De Martin Amis, O Cão Amarelo, Teorema, Lisboa, 2004, ISBN 972-695-596-3, por ser um autor de que gosto e que já traduzi para português, para ver se a tradução estava bem feita (isto é subterfúgio, bem sei), e de facto não estava, se bem que não é fácil traduzi-lo, mesmo nada fácil, mas podia estar bem melhor, não gostei de certas expressões, que não são nada naturais na língua portuguesa, nota-se o esforço mas não chega, enfim, é uma opinião, mas achei a obra menos interessante do que outras que já li do mesmo autor.
Que livros estás a ler?
Só faltava, já agora, virem vasculhar-me as prateleiras, os livros que tenho empilhados na mesa de cabeceira, depois abrirem as gavetas para ver se há alguma coisa inconfessável escondida lá dentro, não querem lá ver...
Como costumo ler mais do que um livro ao mesmo tempo, aproveito aqui para avisar que sou fã de quadradinhos (ainda não tinha dito isto em lado nenhum, pois não?), e que normalmente deito mão a isto e aquilo (para ler ou reler), por isso ando a ler o volume 4 da (re)edição da DC Archives de The Plastic Man, de Jack Cole (estou à espera do volume 16 de Spirit Archives, de Will Eisner, já adquirido a Tales of Wonder pela Internet), vou aí pela página 50, mais coisa menos coisa, de As Armadilhas da Paixão, de Maria José Guerreiro Duarte, Vega, Lisboa, 2005, ISBN 972-699-761-5, e ainda vou lendo uns capítulos da História da Lisboa de Dejanirah Couto, Gótica, Lisboa, 2004, ISBN 972-792-046-2. Entretanto, já depois de ter escrito estas linhas, mas ainda antes de ter colocado o post, chegou o tal volume 16 dos Spirit Archives, de Will Eisner, editado pela DC e adquirido à Tales of Wonder, a que vou deitar a mão já hoje.
Que livros (5) levarias para uma ilha deserta?
Em primeiro lugar, se me esquecesse dos óculos bem que podia dispensar os livros, que sem eles nem me valia de nada ter lá a Biblioteca do Congresso à disposição, sem eles é que nada feito, nada de nada, mas se ao menos tivesse essa lembrança podia então exercer alguma selectividade.
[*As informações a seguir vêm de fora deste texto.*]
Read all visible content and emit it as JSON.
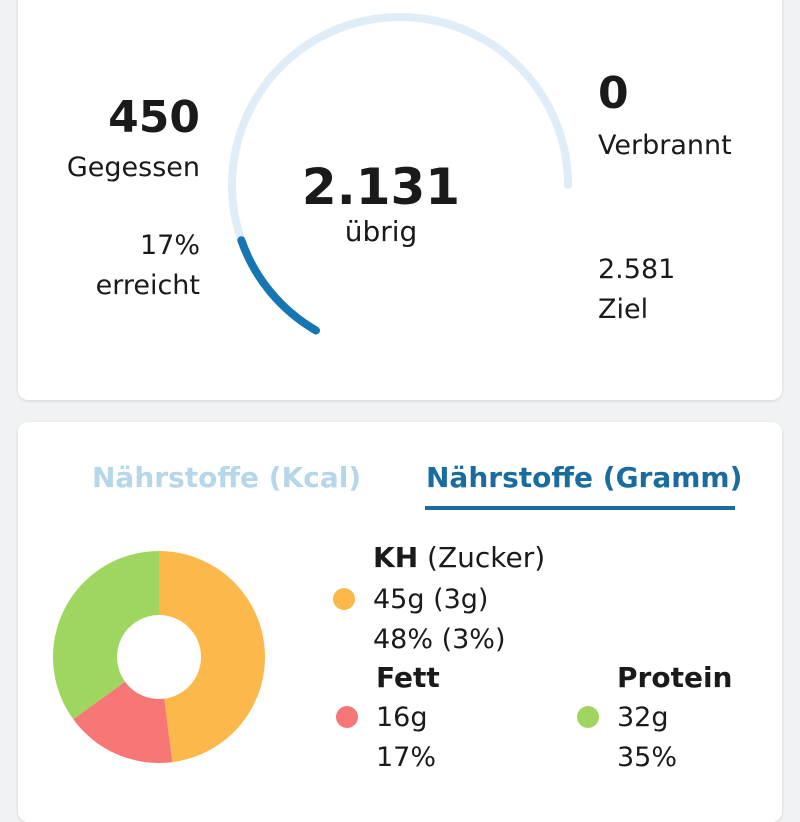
{
  "summary": {
    "eaten_value": "450",
    "eaten_label": "Gegessen",
    "reached_percent": "17%",
    "reached_label": "erreicht",
    "remaining_value": "2.131",
    "remaining_label": "übrig",
    "burned_value": "0",
    "burned_label": "Verbrannt",
    "goal_value": "2.581",
    "goal_label": "Ziel",
    "progress_fraction": 0.17,
    "colors": {
      "track": "#deedf7",
      "progress": "#1676b4"
    }
  },
  "tabs": [
    {
      "label": "Nährstoffe (Kcal)",
      "active": false
    },
    {
      "label": "Nährstoffe (Gramm)",
      "active": true
    }
  ],
  "macros": {
    "carbs": {
      "title": "KH",
      "sub": "(Zucker)",
      "grams": "45g (3g)",
      "percent": "48% (3%)",
      "value": 48,
      "color": "#fdb84c"
    },
    "fat": {
      "title": "Fett",
      "grams": "16g",
      "percent": "17%",
      "value": 17,
      "color": "#f77777"
    },
    "protein": {
      "title": "Protein",
      "grams": "32g",
      "percent": "35%",
      "value": 35,
      "color": "#9fd660"
    }
  }
}
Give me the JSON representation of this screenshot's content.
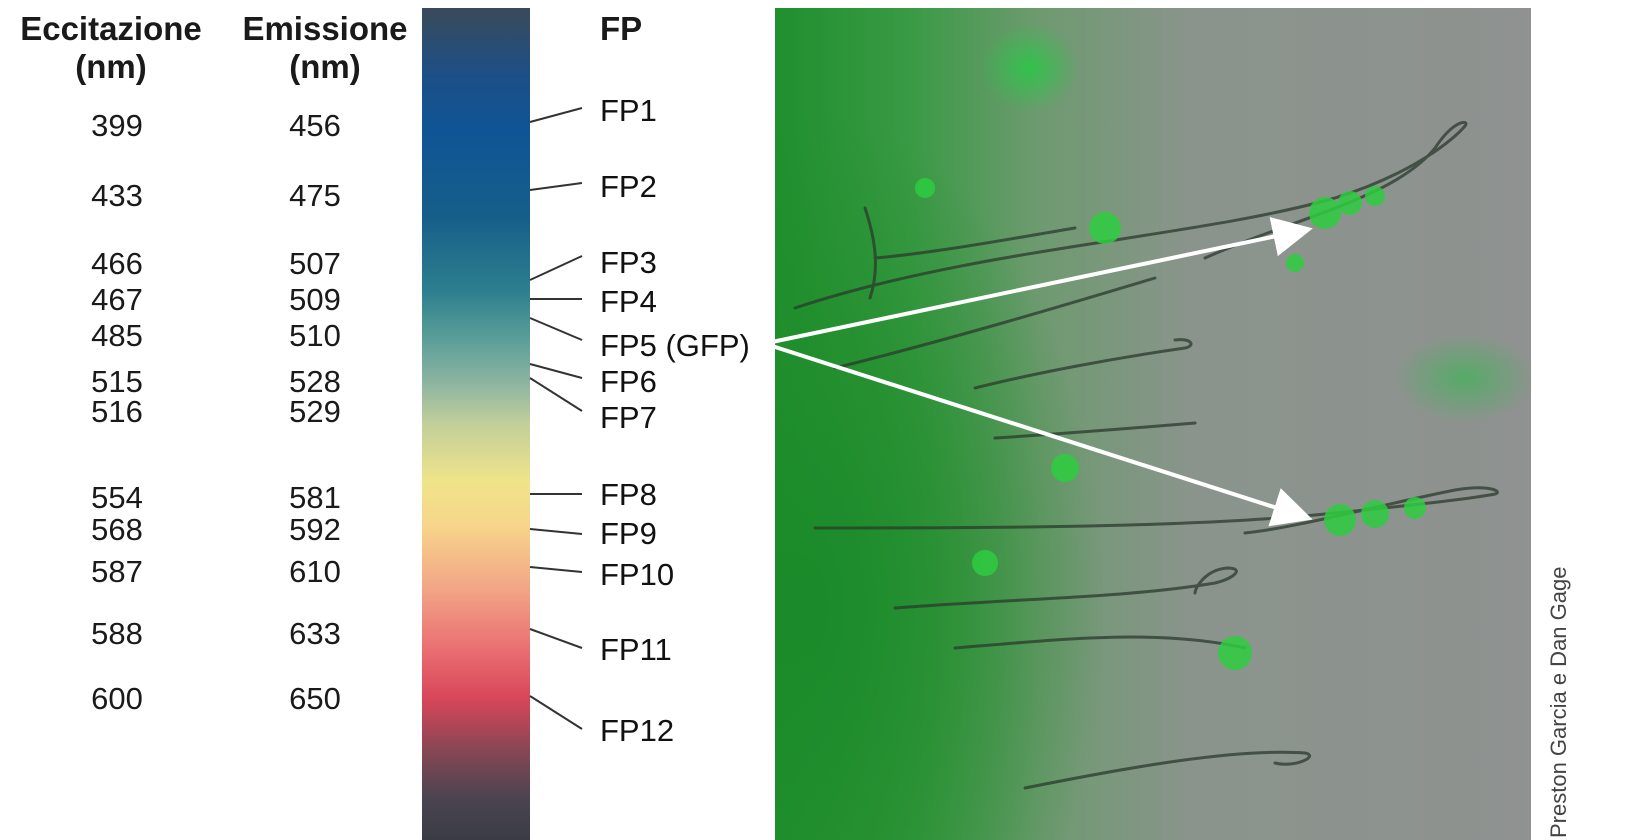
{
  "headers": {
    "excitation": [
      "Eccitazione",
      "(nm)"
    ],
    "emission": [
      "Emissione",
      "(nm)"
    ],
    "fp": "FP"
  },
  "proteins": [
    {
      "excitation": "399",
      "emission": "456",
      "label": "FP1"
    },
    {
      "excitation": "433",
      "emission": "475",
      "label": "FP2"
    },
    {
      "excitation": "466",
      "emission": "507",
      "label": "FP3"
    },
    {
      "excitation": "467",
      "emission": "509",
      "label": "FP4"
    },
    {
      "excitation": "485",
      "emission": "510",
      "label": "FP5 (GFP)"
    },
    {
      "excitation": "515",
      "emission": "528",
      "label": "FP6"
    },
    {
      "excitation": "516",
      "emission": "529",
      "label": "FP7"
    },
    {
      "excitation": "554",
      "emission": "581",
      "label": "FP8"
    },
    {
      "excitation": "568",
      "emission": "592",
      "label": "FP9"
    },
    {
      "excitation": "587",
      "emission": "610",
      "label": "FP10"
    },
    {
      "excitation": "588",
      "emission": "633",
      "label": "FP11"
    },
    {
      "excitation": "600",
      "emission": "650",
      "label": "FP12"
    }
  ],
  "image": {
    "description_icon": "microscopy-green-fluorescence"
  },
  "credit": "Preston Garcia e Dan Gage",
  "colors": {
    "arrow": "#ffffff",
    "leader": "#333333",
    "fluorescence": "#2ecc40"
  }
}
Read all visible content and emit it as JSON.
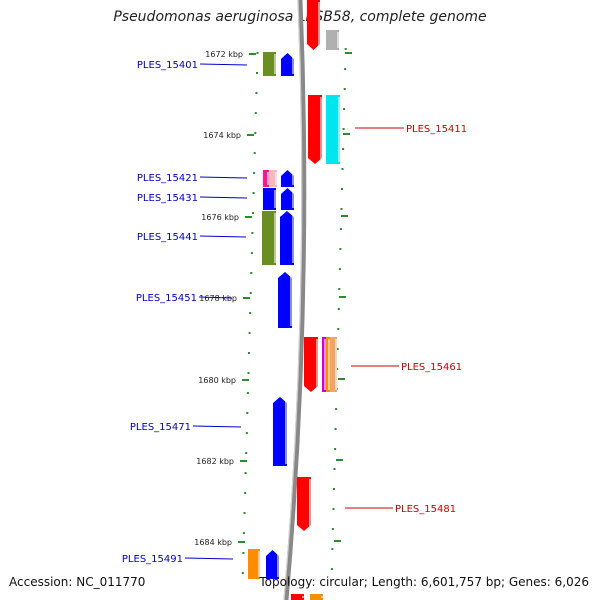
{
  "title": "Pseudomonas aeruginosa LESB58, complete genome",
  "footer": {
    "accession": "Accession: NC_011770",
    "stats": "Topology: circular; Length: 6,601,757 bp; Genes: 6,026"
  },
  "colors": {
    "backbone": "#888888",
    "tick": "#2e8b2e",
    "left_label": "#0000cc",
    "right_label": "#cc0000",
    "olive": "#6b8e23",
    "blue": "#0000ff",
    "red": "#ff0000",
    "cyan": "#00e5ee",
    "gray": "#b0b0b0",
    "orange": "#ff8c00",
    "magenta": "#ff1493"
  },
  "scale_labels": [
    "1672 kbp",
    "1674 kbp",
    "1676 kbp",
    "1678 kbp",
    "1680 kbp",
    "1682 kbp",
    "1684 kbp"
  ],
  "left_labels": [
    "PLES_15401",
    "PLES_15421",
    "PLES_15431",
    "PLES_15441",
    "PLES_15451",
    "PLES_15471",
    "PLES_15491"
  ],
  "right_labels": [
    "PLES_15411",
    "PLES_15461",
    "PLES_15481"
  ]
}
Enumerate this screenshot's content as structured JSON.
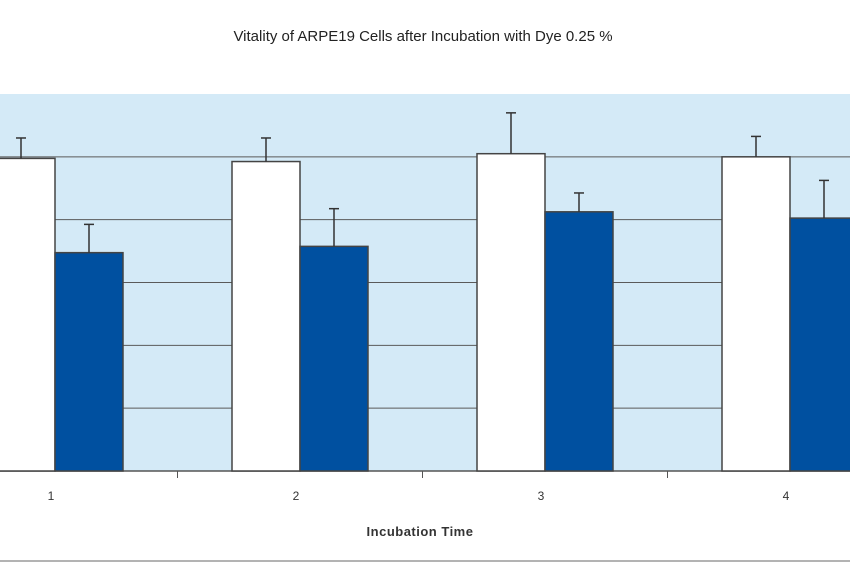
{
  "chart_data": {
    "type": "bar",
    "title": "Vitality of ARPE19 Cells after Incubation with Dye 0.25 %",
    "xlabel": "Incubation Time",
    "ylabel": "",
    "categories": [
      "1",
      "2",
      "3",
      "4"
    ],
    "series": [
      {
        "color": "#ffffff",
        "values": [
          99.5,
          98.5,
          101.0,
          100.0
        ],
        "errors": [
          6.5,
          7.5,
          13.0,
          6.5
        ]
      },
      {
        "color": "#0050a0",
        "values": [
          69.5,
          71.5,
          82.5,
          80.5
        ],
        "errors": [
          9.0,
          12.0,
          6.0,
          12.0
        ]
      }
    ],
    "ylim": [
      0,
      120
    ],
    "y_gridlines": [
      20,
      40,
      60,
      80,
      100
    ],
    "grid": true,
    "plot_background": "#d4eaf7"
  }
}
Para ler e reler sempre, a referida Peregrinatio Ad Loca Infecta, de Jorge de Sena, isto se não pudesse levar a Obra Completa, pelo menos um dos volumes, que ao menos sempre tinha mais leitura, depois A Balada do Mar Salgado do Hugo Pratt, a Poesia do Século XX editada pelo Jorge de Sena, Ficções do Jorge Luís Borges (aqui hesito entre este e o Livro de Areia, se bem que podia também levar o volume 1 das Obras Completas, que ainda por cima tem O Aleph e a História Universal da Infâmia), e ainda me falta um, se fiz bem as contas, que podia ser uma edição das Páginas Amarelas, não é que me servisse de muito (a leitura sempre entretinha), mas quando acabasse o papel higiénico podia dar bastante jeito.
A quem vais passar este testemunho (três pessoas) e porquê?
A quem podemos chatear com um questionário deste género? Eis uma boa pergunta. Como já não posso reenviá-lo ao senhor que me veio desassossegar o juízo, irei enviá-lo a pessoas que não conheço pessoalmente, excepto no primeiro caso, e assim já não me podem bater, nem vir fazer manifestações aqui à minha porta, nem muito menos furar-me os pneus do carro, que serão: a LolaViola, para se entreter a responder a perguntas parvas e para ver se ao menos mete um post novo, que anda um tudo-nada preguiçosa ultimamente, à Estounua, do Vareta, para poder ao menos rogar-me uma maldição e porque vou mexericar nas suas leituras :-) , além do facto de, tal como a Lola, conhecer pessoalmente o senhor que me enviou isto e a quem encomendo um bom raspanete, para já não falar numa coça das antigas da próxima vez que se encontrarem, e ainda ao Vizinho porque não o conheço, mas é sportinguista como eu e porque, como gosta de motos, bem como o senhor que me enviou esta joça, pode ser que um dia destes se encontrem por aí os dois e cheguem a algum entendimento acerca deste desporto, cujo objectivo eu nunca percebi.